The third-ranked of Spain's deputy prime ministers, also responsible for ecological transition, Teresa Ribera, has ruled out any public intervention to set maximum or minimum prices in the wholesale electricity market, as demanded by junior coalition partner Unidas Podemos, and has announced that the executive will introduce changes to the regulated PVPC tariff paid by small consumers to try to stabilize electricity rates, although it has not specified what it will do. Meanwhile, on Tuesday, the Spanish electricity price will set a new all-time record - yet again. The new mark will be 130.53 euros per megawatt-hour.
In an appearance in the Spanish Congress, Ribera stressed that there is already an "explicit ban" in Europe on setting prices in wholesale markets, setting maximum or minimum prices as well as the obligation of applying marginal prices. She added that the Spanish government "will never push for the adoption of measures that we know in advance are directly contrary to EU law" because it considers that this "is the worst that you could do."
According to Ribera, one of these "limits" that cannot be crossed is the setting of regulated wholesale prices, which "must be set based on supply and demand." Therefore, neither "setting maximum or minimum prices," nor dodging "marginal prices in the wholesale market." Nor can “access to the wholesale market” in any power generation technology be prohibited. "Whether we like it or not, we need to respect current European law."
However, the vice president affirmed that the Spanish executive will fight a "political battle" in Brussels to achieve mechanisms with which to reduce the electricity bill to consumers, even at the expense of corporate profits. In this context, she spoke of her government's proposed National Sustainability Fund and the mechanisms which have been approved to reduce the windfall profits enjoyed by the major energy companies. Both measures have just begun their passage through Congress.
At the same time, the minister also stated that the Spanish executive sees with "concern" the "difficulties" which many people have in taking advantage of the reduction of the costs of renewable energy, but said that the reasons for the increase go "beyond" the rise in wholesale prices and respond to factors such as rising gas prices. These are issues, she recalled, in which the Spanish government has no room for manoeuvre.

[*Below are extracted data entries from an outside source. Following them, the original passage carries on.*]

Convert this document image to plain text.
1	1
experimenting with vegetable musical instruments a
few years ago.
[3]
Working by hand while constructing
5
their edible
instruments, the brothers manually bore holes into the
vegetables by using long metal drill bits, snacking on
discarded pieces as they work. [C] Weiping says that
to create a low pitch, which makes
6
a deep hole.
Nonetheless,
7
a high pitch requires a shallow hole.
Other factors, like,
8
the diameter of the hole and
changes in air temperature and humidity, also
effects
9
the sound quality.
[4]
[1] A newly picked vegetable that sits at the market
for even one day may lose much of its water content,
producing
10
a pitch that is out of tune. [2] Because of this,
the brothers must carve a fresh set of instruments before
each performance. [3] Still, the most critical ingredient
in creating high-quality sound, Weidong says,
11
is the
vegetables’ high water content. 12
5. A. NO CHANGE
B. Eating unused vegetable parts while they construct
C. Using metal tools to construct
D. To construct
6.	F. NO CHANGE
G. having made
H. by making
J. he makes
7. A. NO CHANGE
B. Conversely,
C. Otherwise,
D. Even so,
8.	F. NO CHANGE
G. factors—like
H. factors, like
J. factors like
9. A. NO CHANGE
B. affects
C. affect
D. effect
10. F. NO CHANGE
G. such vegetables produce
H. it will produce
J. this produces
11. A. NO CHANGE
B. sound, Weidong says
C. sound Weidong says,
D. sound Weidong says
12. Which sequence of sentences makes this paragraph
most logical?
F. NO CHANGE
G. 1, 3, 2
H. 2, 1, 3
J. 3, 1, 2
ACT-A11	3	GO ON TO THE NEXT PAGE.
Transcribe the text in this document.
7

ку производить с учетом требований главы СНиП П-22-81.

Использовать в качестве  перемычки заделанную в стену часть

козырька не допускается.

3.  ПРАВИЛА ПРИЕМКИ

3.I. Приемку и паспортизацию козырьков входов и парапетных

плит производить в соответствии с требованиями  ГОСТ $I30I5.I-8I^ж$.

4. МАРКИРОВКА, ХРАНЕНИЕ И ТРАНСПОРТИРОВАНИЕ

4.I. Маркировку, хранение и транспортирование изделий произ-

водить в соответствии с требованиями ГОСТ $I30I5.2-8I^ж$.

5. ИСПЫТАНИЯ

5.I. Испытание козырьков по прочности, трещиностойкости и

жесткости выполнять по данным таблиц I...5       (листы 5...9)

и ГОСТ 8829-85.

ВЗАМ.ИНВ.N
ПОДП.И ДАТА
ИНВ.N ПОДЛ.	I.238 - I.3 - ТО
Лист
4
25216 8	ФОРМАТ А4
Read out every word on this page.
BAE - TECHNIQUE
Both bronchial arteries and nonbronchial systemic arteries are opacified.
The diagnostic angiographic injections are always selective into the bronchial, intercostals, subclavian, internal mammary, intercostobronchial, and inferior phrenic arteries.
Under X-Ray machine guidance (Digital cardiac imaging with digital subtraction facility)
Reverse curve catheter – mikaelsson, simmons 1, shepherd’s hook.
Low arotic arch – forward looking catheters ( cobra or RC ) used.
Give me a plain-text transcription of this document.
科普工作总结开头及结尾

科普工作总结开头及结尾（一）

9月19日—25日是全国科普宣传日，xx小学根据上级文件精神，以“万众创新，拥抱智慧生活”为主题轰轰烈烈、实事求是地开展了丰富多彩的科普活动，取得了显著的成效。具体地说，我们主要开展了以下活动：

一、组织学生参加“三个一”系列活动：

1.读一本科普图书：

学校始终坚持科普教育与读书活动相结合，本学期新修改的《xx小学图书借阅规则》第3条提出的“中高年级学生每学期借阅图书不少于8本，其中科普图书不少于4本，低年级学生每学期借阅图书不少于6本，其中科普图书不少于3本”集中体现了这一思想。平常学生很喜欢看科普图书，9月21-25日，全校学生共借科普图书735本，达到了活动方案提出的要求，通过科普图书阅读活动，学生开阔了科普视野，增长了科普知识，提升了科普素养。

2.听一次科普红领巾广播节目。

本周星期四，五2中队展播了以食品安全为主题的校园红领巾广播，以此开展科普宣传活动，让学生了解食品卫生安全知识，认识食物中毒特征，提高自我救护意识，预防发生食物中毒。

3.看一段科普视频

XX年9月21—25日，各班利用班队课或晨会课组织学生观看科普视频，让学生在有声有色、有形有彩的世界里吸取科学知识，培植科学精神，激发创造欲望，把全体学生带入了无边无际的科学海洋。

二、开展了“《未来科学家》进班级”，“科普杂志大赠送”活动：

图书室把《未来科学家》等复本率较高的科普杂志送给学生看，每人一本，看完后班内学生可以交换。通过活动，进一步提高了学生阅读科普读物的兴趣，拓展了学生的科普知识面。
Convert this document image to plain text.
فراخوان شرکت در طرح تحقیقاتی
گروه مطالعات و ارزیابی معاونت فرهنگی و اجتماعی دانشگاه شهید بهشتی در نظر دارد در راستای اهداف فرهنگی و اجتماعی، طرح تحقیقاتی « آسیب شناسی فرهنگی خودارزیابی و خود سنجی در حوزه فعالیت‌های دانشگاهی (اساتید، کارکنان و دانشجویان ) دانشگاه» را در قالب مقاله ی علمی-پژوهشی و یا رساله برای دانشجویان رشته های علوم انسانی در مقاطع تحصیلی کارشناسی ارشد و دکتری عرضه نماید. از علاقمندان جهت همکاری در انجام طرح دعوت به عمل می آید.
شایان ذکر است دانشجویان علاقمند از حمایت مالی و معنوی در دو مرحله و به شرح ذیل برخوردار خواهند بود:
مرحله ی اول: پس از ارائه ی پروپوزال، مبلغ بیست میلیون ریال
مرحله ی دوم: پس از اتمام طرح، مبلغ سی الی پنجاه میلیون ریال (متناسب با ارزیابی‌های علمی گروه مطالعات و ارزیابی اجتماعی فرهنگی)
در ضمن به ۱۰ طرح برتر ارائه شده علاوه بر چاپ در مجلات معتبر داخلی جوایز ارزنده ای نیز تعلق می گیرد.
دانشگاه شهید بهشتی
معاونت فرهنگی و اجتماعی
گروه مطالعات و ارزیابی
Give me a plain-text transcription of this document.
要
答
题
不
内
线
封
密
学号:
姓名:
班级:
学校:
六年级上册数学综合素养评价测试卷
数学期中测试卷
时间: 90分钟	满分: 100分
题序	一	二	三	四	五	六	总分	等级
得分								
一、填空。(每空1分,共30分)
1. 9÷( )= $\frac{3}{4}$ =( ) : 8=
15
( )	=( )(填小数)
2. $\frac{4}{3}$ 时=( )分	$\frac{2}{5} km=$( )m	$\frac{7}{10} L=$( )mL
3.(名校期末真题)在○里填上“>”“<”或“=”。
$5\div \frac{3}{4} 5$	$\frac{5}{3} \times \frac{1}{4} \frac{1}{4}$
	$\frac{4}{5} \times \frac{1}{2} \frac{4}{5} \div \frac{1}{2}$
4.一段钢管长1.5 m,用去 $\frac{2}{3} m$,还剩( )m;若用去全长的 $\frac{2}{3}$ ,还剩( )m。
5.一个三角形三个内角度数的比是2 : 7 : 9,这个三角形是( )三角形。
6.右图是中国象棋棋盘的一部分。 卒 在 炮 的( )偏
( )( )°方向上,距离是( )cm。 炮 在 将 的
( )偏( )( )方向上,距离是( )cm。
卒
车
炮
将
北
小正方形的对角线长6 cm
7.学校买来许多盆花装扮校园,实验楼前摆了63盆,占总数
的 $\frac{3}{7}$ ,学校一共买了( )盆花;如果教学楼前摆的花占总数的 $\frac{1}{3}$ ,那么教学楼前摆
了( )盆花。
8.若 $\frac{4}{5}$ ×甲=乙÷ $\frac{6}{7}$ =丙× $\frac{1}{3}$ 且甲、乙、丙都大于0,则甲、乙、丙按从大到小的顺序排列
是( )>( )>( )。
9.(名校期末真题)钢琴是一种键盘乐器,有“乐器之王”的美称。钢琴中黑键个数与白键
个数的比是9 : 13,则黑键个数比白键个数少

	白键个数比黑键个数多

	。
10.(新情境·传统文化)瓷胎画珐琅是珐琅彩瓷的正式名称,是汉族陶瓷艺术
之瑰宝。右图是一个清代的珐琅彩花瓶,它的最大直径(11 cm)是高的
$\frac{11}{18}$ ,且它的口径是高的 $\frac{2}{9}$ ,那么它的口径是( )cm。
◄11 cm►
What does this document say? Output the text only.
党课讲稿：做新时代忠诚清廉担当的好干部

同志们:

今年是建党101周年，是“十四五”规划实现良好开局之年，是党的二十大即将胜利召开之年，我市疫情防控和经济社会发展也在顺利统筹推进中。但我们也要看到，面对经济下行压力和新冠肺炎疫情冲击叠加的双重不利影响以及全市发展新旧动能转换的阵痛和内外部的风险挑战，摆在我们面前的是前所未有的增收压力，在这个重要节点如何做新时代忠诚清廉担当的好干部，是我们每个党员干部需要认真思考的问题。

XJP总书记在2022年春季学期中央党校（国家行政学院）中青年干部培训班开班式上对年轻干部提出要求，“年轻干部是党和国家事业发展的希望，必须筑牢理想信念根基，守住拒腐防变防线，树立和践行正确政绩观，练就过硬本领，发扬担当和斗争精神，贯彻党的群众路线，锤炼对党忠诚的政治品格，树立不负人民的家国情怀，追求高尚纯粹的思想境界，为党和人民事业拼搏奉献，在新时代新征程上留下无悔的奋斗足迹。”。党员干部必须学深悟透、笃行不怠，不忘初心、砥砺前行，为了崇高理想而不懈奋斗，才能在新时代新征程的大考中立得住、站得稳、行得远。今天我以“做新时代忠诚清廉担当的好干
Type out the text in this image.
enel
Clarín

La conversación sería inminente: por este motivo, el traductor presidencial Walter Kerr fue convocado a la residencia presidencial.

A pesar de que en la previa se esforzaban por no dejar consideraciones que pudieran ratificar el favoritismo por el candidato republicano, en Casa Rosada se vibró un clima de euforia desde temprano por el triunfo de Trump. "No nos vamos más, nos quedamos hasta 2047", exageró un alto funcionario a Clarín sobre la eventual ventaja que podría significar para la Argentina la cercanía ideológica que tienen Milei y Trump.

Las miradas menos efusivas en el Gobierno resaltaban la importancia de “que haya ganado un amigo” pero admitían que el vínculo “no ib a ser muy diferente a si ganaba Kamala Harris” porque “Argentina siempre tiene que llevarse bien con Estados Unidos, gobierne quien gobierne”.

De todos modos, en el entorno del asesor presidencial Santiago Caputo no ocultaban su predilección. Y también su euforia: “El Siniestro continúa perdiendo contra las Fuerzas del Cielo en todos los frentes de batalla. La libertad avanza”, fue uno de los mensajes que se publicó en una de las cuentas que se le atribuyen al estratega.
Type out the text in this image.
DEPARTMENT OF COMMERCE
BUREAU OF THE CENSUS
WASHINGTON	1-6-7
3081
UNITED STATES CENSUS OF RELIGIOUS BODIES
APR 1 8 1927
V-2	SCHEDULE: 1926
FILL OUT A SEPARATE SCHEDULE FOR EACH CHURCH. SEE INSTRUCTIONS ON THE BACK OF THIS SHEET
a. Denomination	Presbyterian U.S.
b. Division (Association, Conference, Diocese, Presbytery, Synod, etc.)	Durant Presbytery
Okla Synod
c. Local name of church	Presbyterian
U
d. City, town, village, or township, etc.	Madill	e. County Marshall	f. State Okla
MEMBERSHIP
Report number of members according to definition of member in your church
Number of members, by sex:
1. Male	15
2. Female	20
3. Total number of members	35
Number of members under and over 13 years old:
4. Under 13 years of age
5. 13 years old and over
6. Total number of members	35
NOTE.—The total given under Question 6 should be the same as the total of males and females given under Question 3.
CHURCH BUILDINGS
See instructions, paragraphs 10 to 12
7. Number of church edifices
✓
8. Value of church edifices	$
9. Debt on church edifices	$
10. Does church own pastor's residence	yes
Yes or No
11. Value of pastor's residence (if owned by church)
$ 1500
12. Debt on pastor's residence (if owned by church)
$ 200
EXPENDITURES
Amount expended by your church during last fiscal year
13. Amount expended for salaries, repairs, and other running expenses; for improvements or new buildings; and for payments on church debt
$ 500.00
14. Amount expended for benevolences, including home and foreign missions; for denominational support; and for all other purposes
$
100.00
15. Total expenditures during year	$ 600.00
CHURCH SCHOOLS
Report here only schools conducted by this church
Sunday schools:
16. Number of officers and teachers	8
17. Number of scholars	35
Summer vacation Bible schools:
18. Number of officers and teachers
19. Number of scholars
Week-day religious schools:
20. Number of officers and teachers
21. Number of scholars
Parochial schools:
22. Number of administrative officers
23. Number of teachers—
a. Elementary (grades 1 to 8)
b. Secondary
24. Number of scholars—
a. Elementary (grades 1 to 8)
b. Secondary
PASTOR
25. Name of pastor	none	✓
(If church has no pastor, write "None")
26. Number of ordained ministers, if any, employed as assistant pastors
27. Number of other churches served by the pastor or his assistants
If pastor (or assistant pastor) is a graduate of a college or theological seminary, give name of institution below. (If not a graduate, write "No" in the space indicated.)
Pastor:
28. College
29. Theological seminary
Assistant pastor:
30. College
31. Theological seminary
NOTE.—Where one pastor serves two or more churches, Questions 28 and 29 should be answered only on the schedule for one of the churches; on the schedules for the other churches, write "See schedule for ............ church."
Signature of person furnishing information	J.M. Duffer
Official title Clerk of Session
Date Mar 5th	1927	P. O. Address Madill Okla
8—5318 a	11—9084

As for the situation of the country's hydro dam reservoirs, which electricity companies have been accused of draining dry in order to take advantage of the high windfall profits they can currently make, Ribera stated that the companies are acting within the margins allowed by the contracts: '"the scandalous reduction in water volumes" - practically 70% in six weeks - is compatible with these clauses. In any case, she noted that this reservoir emptying "is unreasonable" and has generated "enormous social concern."
Lastly, she reminded the electricity companies that with this action "they have not shown any social empathy" which is a factor that "affects the stock exchange". "I trust that this behaviour will be corrected, notwithstanding the fact that the government is taking relevant decisions and working on the implementation of Article 55 of the Water Act," to "put order" and prevent "undesirable" actions.